Gottardi adds there is a sense of frustration in the courts that mandatory minimums cases are coming before them piecemeal. Ideally, the government would take it upon itself to address them as a whole, which would be easier on everyone, either by abolishing them as the current government has promised to or bringing them in line with other common law jurisdictions.
“It’s mind-boggling,” Gottardi says of the delay in repealing the mandatory minimums. “It can’t possibly be for fear of opening themselves up to criticism from the Conservatives for being soft on crime. Mandatory minimums across the board—there is scientific consensus that they are ineffective and they don’t make anyone any safer.”

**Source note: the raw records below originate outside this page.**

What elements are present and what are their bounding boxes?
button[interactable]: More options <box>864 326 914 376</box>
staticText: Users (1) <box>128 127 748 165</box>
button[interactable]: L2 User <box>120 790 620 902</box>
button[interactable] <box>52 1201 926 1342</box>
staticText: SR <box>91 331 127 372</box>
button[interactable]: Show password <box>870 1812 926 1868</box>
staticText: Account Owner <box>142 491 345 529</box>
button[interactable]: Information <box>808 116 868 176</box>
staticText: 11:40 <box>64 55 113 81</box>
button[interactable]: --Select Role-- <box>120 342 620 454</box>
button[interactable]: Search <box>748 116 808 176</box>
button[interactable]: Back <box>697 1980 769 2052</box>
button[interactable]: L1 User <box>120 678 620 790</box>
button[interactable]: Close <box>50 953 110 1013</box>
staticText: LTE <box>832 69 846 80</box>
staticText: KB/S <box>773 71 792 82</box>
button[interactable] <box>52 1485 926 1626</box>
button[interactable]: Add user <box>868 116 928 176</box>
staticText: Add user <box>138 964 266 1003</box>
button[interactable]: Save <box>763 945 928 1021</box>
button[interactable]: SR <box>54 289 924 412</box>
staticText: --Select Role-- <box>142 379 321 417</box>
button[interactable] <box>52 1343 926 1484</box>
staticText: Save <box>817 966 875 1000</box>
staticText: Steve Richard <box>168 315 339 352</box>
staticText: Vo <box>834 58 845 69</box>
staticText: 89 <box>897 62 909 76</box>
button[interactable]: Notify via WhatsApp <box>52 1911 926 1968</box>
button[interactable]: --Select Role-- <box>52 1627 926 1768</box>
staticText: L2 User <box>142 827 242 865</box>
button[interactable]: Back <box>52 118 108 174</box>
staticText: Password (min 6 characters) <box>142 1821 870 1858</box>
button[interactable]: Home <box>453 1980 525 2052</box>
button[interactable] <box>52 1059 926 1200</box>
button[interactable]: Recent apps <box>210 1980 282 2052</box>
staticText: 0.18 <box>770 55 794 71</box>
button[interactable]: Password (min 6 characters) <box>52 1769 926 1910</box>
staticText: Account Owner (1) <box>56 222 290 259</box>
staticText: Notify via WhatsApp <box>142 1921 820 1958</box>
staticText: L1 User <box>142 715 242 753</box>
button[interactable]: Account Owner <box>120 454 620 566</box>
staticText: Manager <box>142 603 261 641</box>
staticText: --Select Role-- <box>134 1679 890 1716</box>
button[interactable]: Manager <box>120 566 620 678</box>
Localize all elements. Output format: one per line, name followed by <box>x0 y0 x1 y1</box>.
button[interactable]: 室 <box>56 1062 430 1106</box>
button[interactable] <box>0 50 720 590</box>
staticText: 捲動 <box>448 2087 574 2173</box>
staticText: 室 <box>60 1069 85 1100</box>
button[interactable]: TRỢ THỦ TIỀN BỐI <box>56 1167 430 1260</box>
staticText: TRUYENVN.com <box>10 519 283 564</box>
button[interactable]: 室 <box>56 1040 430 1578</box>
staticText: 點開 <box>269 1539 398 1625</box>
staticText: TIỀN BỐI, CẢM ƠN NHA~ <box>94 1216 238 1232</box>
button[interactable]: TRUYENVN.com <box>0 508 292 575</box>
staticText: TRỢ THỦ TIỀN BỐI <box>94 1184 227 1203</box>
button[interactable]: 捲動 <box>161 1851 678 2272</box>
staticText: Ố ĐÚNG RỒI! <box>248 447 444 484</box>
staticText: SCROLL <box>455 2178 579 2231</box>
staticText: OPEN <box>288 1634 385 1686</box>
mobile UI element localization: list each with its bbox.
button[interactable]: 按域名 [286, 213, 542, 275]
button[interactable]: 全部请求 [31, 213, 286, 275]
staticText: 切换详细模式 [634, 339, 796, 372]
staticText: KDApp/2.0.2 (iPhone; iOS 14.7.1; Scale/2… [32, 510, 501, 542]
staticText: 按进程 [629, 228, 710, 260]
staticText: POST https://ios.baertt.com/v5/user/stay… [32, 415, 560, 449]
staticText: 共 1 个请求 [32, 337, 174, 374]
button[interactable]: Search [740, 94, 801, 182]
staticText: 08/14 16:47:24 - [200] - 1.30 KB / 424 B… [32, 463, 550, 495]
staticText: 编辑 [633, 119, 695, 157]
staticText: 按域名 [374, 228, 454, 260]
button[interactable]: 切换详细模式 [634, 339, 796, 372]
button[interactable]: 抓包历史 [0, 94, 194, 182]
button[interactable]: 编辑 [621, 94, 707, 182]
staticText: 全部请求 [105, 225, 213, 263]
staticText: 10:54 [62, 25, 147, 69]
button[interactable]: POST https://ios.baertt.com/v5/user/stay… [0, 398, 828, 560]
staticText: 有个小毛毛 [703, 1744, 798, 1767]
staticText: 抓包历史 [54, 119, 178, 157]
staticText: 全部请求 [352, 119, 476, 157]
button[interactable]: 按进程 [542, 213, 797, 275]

Gottardi says that the changes are long overdue, and while Bill C-5, currently before committee in the House of Commons, would bring conditional sentences back for cases like Sharma, he notes there’s been no improvement in the mass incarceration of Indigenous people in the 20 years since Gladue.
“A little bit of criticism from the other party or in the press is a small price to pay to make any headway in that crisis, and it’s shameful that we’re not taking stronger action to fix that, when some of the fixes are easy,” says Gottardi.
According to Kerr, part of what makes Bill C-5 significant is that it would be the first time a government has repealed a mandatory minimum.
“That bill puts an end to the Harper-era experiment with mandatories for drug crimes—it takes every mandatory minimum out of the [Controlled Drugs and Substances Act],” she says. “That is a significant repudiation of that policy.”
Bill C-5 would be more expansive with respect to conditional sentences than a victory in Sharma. “That would take care of the problem in Sharma, and it would take care of a few other provisions as well,” says Kerr. “It would be meaningful restoration of judicial discretion to impose conditional sentences, really in almost every case where the sentence the judge would have imposed is less than two years. That means we can send a lot of people into strict house arrest rather than chaotic, destructive provincial jails.”
Meehan notes that Justice Michael Moldaver has announced he will retire in September, and that this may be one of his final batches of criminal law cases.
“He has been on the court over a decade,” Meehan says, calling him “the court’s criminal law eminence grise.”
“It’s an opportunity to put the finishing touches on a 32-year judicial career.”